İstanbul fethedildiğinde Fatih Sultan Mehmet Han, Yedikule zindanlarındaki ilim adamlarını ziyaret eder ve kendilerine sorar, 'Sizi niye zindana attılar?' Onlardan biri demiş ki: 'Kayser (Bizans imparatoru) bizi topladı, dedi ki, ‘Osmanlı, Rumeli Hisarı'nı yaptırıyor. Bizans'ın kapıları kapanıyor. Ülkemizi nasıl koruyabiliriz?' Sıra bana gelince şöyle cevap verdim: ‘İmparatorum, biz Bizans'ı artık koruyamayız. Çünkü ahlaksızlık Bizans'ı çürüttü. Şimdi cepheye giden asker, geride bıraktıklarını kimseye emanet edemiyor. Osmanlı, Bizans'ı yıkmasa da Bizans zaten yıkılıyor.' Bunun üzerine imparator, 'Atın bunu zindana!' diye emretti, ‘Biz yüzyıllarca yaşamışız, Bizans'ı kimse yıkamaz!' diyenlere de mevki makam verdi.'
Fatih Sultan Mehmet, adamı dinledikten sonra demiş ki: 'Sana şimdi bir ferman veriyorum. Osmanlı memleketlerini dolaş. Acaba Osmanlı Devleti ne kadar yaşayacak, bana bir bilgi ver.' O bilgin, bu emrin üzerine tüm Osmanlı topraklarını dolaşmaya başlamış. Bu esnada mahkemeleri de incelemiş. Bir mahkemede şöyle bir davaya şahit olmuş:
Davacı olan köylü, kadı efendiye yalvarıyor: 'Ben bu adamdan sadece tarlayı satın aldım. Tarlanın içinden çıkan bu hazineye bir bedel ödemedim. Lütfen söyleyin, bu hazineyi alsın!' Diğer adam da demiş ki: 'Ben tarlayı bu adama satmışım. Artık içinden ne çıkarsa ona aittir. Hazineyi alamam, vebaldir.'
Her iki adam da kul hakkına girmekten böylesine korkuyor. Kadı efendi adamlara bakmış, birinin oğlu, birinin kızı var. Demiş ki: 'Ben senin kızını, bunun oğluna nikahlıyorum, razı mısınız?' Adamlar da peki demişler. 'Çağırın oğlunuzu, kızınızı.' demiş, onlara da sormuş, 'hayır' diyen yok. Kadı, 'Maşallah, o çıkan hazine de size düğün hediyesi.' diyerek davayı bitirmiş. Bütün bunlara şahit olan ilim adamı, Fatih'in yanına gelmiş, 'Bu adalet devam ettiği müddetçe Osmanlı'nın ömrü çok uzun olur!' diye müjde vermiş.
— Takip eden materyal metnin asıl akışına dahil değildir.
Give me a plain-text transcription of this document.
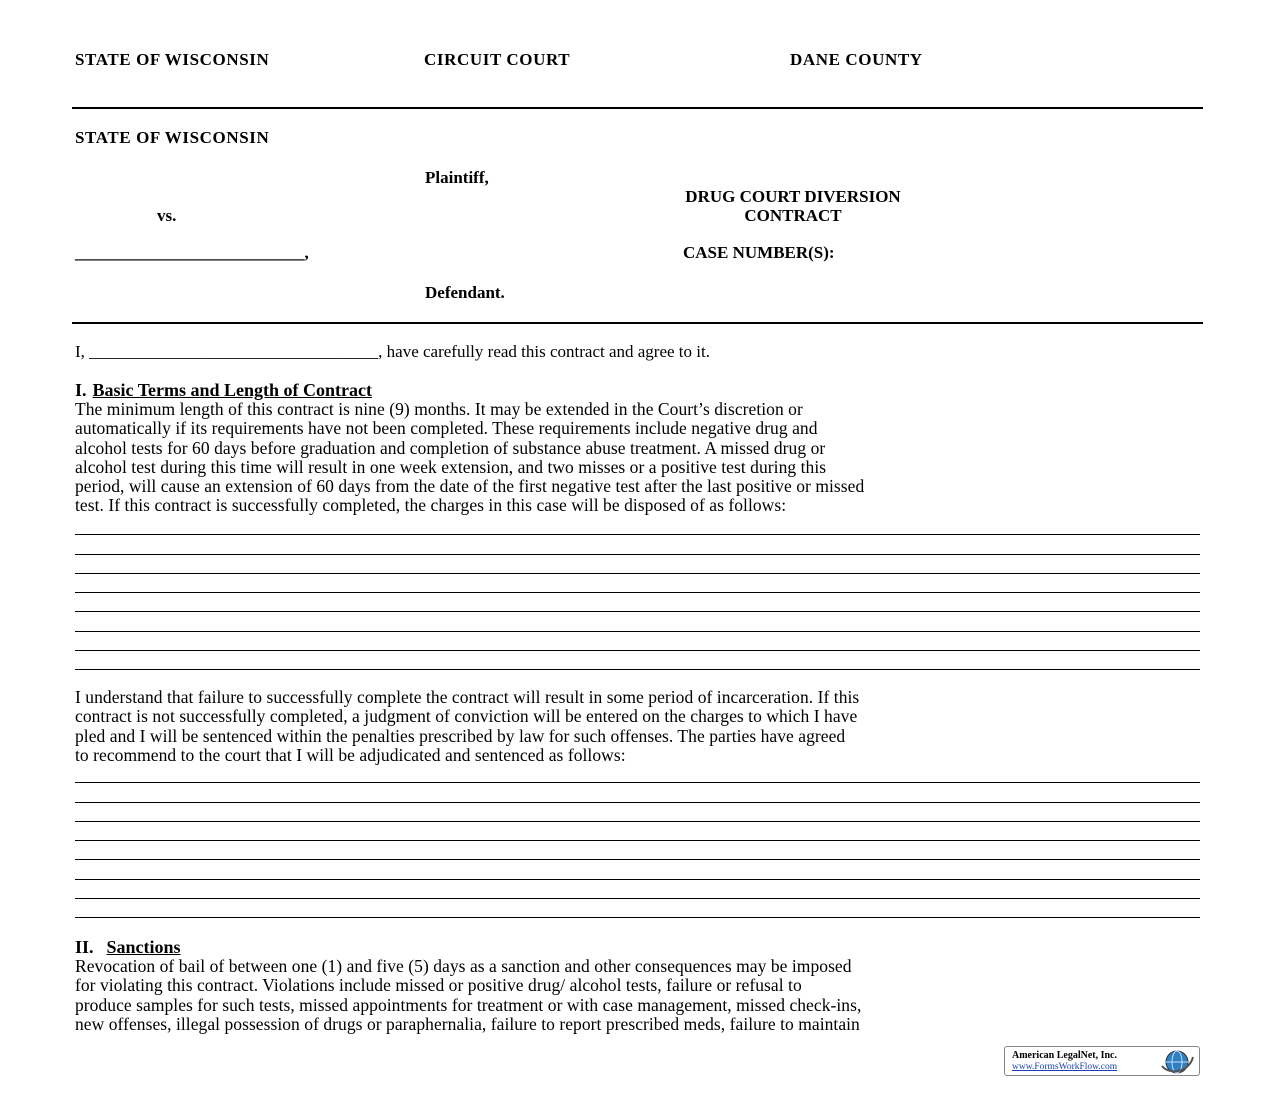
STATE OF WISCONSIN	CIRCUIT COURT	DANE COUNTY
STATE OF WISCONSIN
Plaintiff,
vs.
___________________________,
Defendant.
DRUG COURT DIVERSION
CONTRACT
CASE NUMBER(S):
I, __________________________________, have carefully read this contract and agree to it.
I. Basic Terms and Length of Contract
The minimum length of this contract is nine (9) months. It may be extended in the Court’s discretion or
automatically if its requirements have not been completed. These requirements include negative drug and
alcohol tests for 60 days before graduation and completion of substance abuse treatment. A missed drug or
alcohol test during this time will result in one week extension, and two misses or a positive test during this
period, will cause an extension of 60 days from the date of the first negative test after the last positive or missed
test. If this contract is successfully completed, the charges in this case will be disposed of as follows:
I understand that failure to successfully complete the contract will result in some period of incarceration. If this
contract is not successfully completed, a judgment of conviction will be entered on the charges to which I have
pled and I will be sentenced within the penalties prescribed by law for such offenses. The parties have agreed
to recommend to the court that I will be adjudicated and sentenced as follows:
II. Sanctions
Revocation of bail of between one (1) and five (5) days as a sanction and other consequences may be imposed
for violating this contract. Violations include missed or positive drug/ alcohol tests, failure or refusal to
produce samples for such tests, missed appointments for treatment or with case management, missed check-ins,
new offenses, illegal possession of drugs or paraphernalia, failure to report prescribed meds, failure to maintain
American LegalNet, Inc.
www.FormsWorkFlow.com
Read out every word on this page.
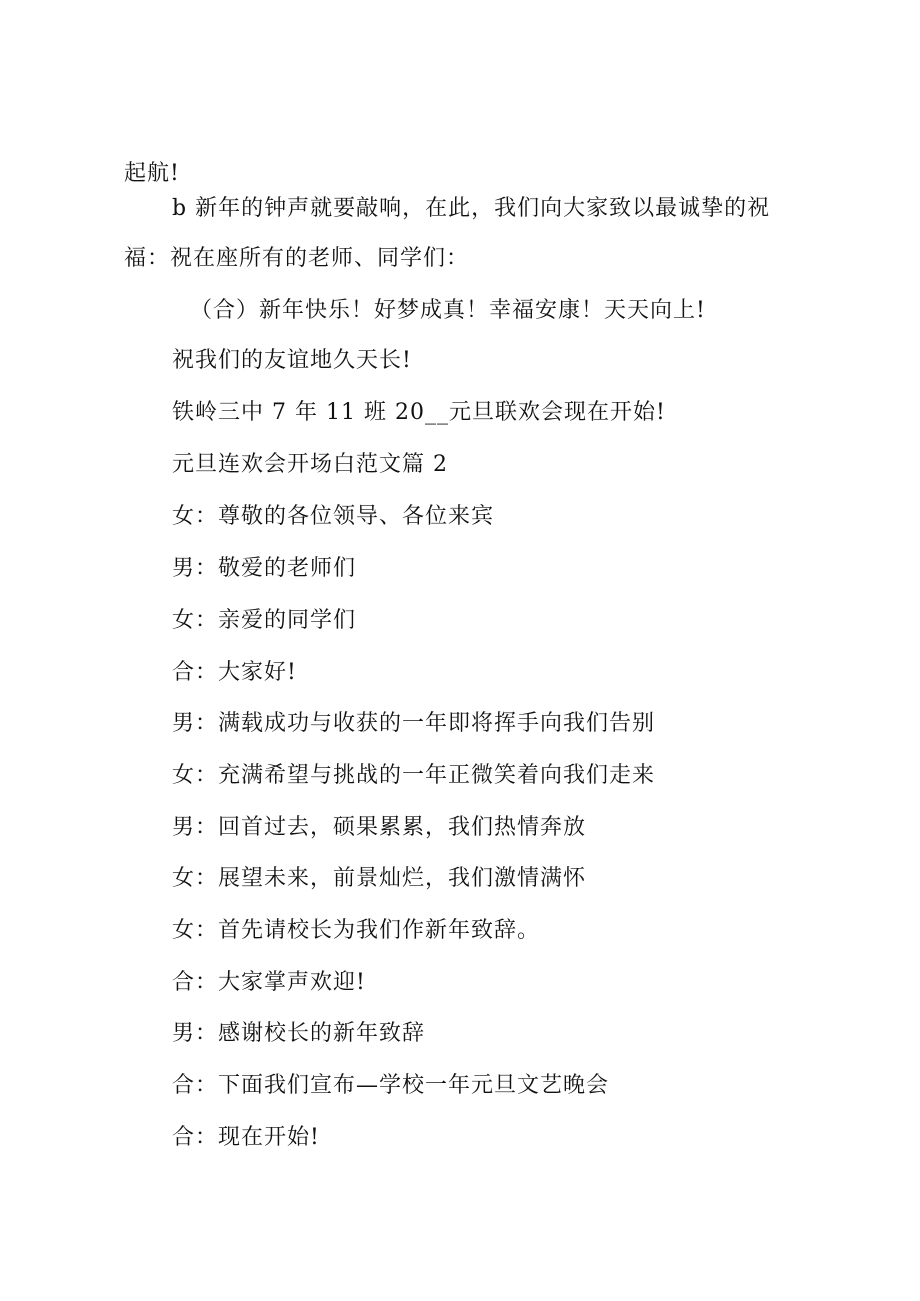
起航!
b 新年的钟声就要敲响，在此，我们向大家致以最诚挚的祝
福：祝在座所有的老师、同学们：
（合）新年快乐！好梦成真！幸福安康！天天向上!
祝我们的友谊地久天长!
铁岭三中 7 年 11 班 20__元旦联欢会现在开始!
元旦连欢会开场白范文篇 2
女：尊敬的各位领导、各位来宾
男：敬爱的老师们
女：亲爱的同学们
合：大家好!
男：满载成功与收获的一年即将挥手向我们告别
女：充满希望与挑战的一年正微笑着向我们走来
男：回首过去，硕果累累，我们热情奔放
女：展望未来，前景灿烂，我们激情满怀
女：首先请校长为我们作新年致辞。
合：大家掌声欢迎!
男：感谢校长的新年致辞
合：下面我们宣布—学校一年元旦文艺晚会
合：现在开始!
Buyruluyor ki: 'Allah affedicidir. Kul, tevbe ettiğinde bütün günahları affedilir. Allah'ın affetmediği tek günah kul hakkıdır.' Adam dünyada hakkını alamamışsa ahirette alacak. Haksız olanın sevaplarını alıp haklıya verecek. İşte en büyük iflas budur.

Üstad Bediüzzaman Hazretlerine bir ağabeyimiz üç tane balık tutmuş kızartıp getirmiş. Üstad çıkarmış parasını uzatmış. Ağabey demiş ki, 'Üstadım, ben bu balıkları denizden tuttum getirdim. Para vermedim ki para alayım!' Bu ısrar üzerine Bediüzzaman üç balığı almış. O ağabey diyor ki: 'Gece yarısı kapım güm güm vuruluyor. Kalktım baktım ki Üstad! ‘Kardeşim al şu beş lirayı, sancıdan öleceğim. Böyle şeyler bana caiz değil!' dedi, üç balığa beş lira verdi gitti.'

Tabii bu meseleler özeldir. Umuma şamil değildir amma, Üstad'ın kul hakkına girmekten ne kadar çekindiğini anlatmak istedik.
Başkasının hakkını yiyerek para biriktirenler bilmeli ki er geç o para ellerinden çıkacak. Başımıza gelen felaketlerin sebebi, şahsi günahlarımızdır. Her hadisenin arkasında, İlahi bir karar vardır. Özellikle maddi meselelerde Müslüman'ca hareket etmiyorsak, İslamiyet'i anlamamışız demektir!